Is it better to claim 1 or 0 on your taxes? ›

By placing a “0” on line 5, you are indicating that you want the most amount of tax taken out of your pay each pay period. If you wish to claim 1 for yourself instead, then less tax is taken out of your pay each pay period. 2.

How do I make sure I get a bigger tax refund? ›

Here are four simple ways to get a bigger tax refund according to the experts we spoke to.
  1. Contribute more to your retirement and health savings accounts.
  2. Choose the right deduction and filing strategy.
  3. Donate to charity.
  4. Be organized and thorough.
Mar 4, 2024

How much will my tax return be if I made $70,000? ›

If you make $70,000 a year living in the region of California, USA, you will be taxed $17,665. That means that your net pay will be $52,335 per year, or $4,361 per month.
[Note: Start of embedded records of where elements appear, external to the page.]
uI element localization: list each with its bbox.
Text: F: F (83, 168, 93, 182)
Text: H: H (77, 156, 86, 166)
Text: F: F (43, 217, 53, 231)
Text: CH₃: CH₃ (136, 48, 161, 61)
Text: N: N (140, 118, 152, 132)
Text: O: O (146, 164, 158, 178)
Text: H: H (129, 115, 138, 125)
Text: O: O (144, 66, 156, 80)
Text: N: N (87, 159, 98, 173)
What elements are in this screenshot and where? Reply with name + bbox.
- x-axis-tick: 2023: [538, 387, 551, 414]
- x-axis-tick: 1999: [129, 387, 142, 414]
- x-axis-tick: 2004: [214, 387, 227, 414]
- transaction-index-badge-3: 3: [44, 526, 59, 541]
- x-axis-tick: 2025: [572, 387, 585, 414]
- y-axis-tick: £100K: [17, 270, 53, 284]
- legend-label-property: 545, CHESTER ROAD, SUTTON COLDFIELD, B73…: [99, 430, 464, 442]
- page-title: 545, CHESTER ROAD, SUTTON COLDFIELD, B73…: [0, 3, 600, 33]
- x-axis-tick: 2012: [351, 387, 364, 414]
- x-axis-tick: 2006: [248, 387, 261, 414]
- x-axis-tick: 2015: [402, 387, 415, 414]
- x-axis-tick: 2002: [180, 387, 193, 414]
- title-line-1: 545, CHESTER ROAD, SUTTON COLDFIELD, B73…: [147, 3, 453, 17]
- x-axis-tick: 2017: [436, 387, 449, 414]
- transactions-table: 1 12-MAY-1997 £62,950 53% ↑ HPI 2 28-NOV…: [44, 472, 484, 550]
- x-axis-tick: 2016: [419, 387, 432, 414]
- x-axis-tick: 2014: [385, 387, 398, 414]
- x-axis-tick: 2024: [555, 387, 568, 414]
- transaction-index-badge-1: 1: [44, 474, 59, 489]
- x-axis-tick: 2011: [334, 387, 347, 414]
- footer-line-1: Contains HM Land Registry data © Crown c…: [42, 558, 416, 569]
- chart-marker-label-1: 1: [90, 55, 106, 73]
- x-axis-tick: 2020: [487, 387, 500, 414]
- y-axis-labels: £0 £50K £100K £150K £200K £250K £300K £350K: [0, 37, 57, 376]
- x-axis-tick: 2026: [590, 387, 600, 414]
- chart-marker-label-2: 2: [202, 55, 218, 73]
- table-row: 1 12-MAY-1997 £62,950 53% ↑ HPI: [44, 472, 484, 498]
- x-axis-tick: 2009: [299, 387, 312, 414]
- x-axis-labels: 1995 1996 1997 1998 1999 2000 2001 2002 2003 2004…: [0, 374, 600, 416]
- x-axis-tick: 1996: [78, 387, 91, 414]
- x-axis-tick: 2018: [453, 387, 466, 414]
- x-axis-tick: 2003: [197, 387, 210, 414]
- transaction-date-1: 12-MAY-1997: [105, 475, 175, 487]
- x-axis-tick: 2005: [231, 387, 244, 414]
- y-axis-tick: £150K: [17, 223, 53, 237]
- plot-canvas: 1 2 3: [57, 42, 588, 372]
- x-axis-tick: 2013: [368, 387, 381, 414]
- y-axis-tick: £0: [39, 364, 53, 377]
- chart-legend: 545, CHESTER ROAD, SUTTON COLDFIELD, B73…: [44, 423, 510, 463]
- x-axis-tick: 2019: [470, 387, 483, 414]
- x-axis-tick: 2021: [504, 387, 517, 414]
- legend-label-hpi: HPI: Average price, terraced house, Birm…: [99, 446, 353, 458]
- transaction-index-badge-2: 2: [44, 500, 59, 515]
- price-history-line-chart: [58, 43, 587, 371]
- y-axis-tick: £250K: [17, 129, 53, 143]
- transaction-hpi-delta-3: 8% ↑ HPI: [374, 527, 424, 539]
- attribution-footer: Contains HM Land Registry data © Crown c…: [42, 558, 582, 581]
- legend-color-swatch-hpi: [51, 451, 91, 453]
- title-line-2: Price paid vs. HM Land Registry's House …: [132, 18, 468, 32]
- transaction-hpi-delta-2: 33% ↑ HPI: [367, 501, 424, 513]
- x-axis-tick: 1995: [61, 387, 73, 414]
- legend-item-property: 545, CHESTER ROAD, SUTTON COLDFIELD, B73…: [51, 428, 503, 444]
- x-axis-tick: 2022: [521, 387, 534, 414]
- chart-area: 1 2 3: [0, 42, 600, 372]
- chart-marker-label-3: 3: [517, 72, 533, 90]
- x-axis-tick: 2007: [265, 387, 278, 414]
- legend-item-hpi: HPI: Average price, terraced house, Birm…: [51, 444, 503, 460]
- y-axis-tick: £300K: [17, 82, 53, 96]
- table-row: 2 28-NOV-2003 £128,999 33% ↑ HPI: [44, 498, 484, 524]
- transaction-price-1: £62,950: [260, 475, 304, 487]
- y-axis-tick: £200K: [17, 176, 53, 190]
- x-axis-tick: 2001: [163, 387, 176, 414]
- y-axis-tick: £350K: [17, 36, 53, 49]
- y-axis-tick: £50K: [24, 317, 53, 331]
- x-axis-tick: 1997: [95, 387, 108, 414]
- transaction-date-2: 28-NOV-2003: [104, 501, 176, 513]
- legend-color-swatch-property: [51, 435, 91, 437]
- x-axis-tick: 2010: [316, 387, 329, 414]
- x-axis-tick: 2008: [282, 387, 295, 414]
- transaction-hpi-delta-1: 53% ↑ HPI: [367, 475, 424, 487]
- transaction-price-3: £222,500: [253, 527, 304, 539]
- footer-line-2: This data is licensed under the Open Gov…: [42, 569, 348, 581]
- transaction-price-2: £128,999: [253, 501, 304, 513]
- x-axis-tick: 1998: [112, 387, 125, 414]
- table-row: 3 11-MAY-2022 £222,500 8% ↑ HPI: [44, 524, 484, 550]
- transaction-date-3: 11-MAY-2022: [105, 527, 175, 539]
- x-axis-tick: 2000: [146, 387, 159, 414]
Your average tax rate is 25.2% and your marginal tax rate is 41.0%.

Are tax brackets based on gross income? ›

Tax brackets and marginal tax rates are based on taxable income, not gross income.

What is the average tax return for a single person making $60,000? ›

If you make $60,000 a year living in the region of California, USA, you will be taxed $13,653. That means that your net pay will be $46,347 per year, or $3,862 per month.

How do I get the $16728 Social Security bonus? ›

There's really no “bonus” that retirees can collect. The Social Security Administration (SSA) uses a specific formula based on your lifetime earnings to determine your benefit amount.

When a husband dies, does his wife get his Social Security? ›

Social Security survivors benefits are paid to widows, widowers, and dependents of eligible workers. This benefit is particularly important for young families with children.

How much money can seniors make and not file taxes? ›

At What Age Can You Stop Filing Taxes? Taxes aren't determined by age, so you will never age out of paying taxes. Basically, if you're 65 or older, you have to file a return for tax year 2023 (which is due in 2024) if your gross income is $15,700 or higher.

What does 22% tax bracket mean? ›

For 2022, the tax brackets are as follows for single filers: 10% tax rate for income between $0 and $10,275. 12% tax rate for income between $10,276 to $41,775. 22% tax rate for income between $41,776 to $89,075. 24% tax rate for income between $89,076 to $170,050.

What are all 7 tax brackets? ›

In 2023 and 2024, there are seven federal income tax rates and brackets: 10%, 12%, 22%, 24%, 32%, 35%, and 37%. Taxable income and filing status determine which federal tax rates apply to you and how much in taxes you'll owe that year. Internal Revenue Service.

Are tax brackets based on income or taxable income? ›

Tax brackets and marginal tax rates are based on taxable income, not gross income.

What does it mean to be in the highest tax bracket? ›

In 2024, the top tax rate of 37% applies to those earning over $609,350 for individual single filers, up from $578,125 last year.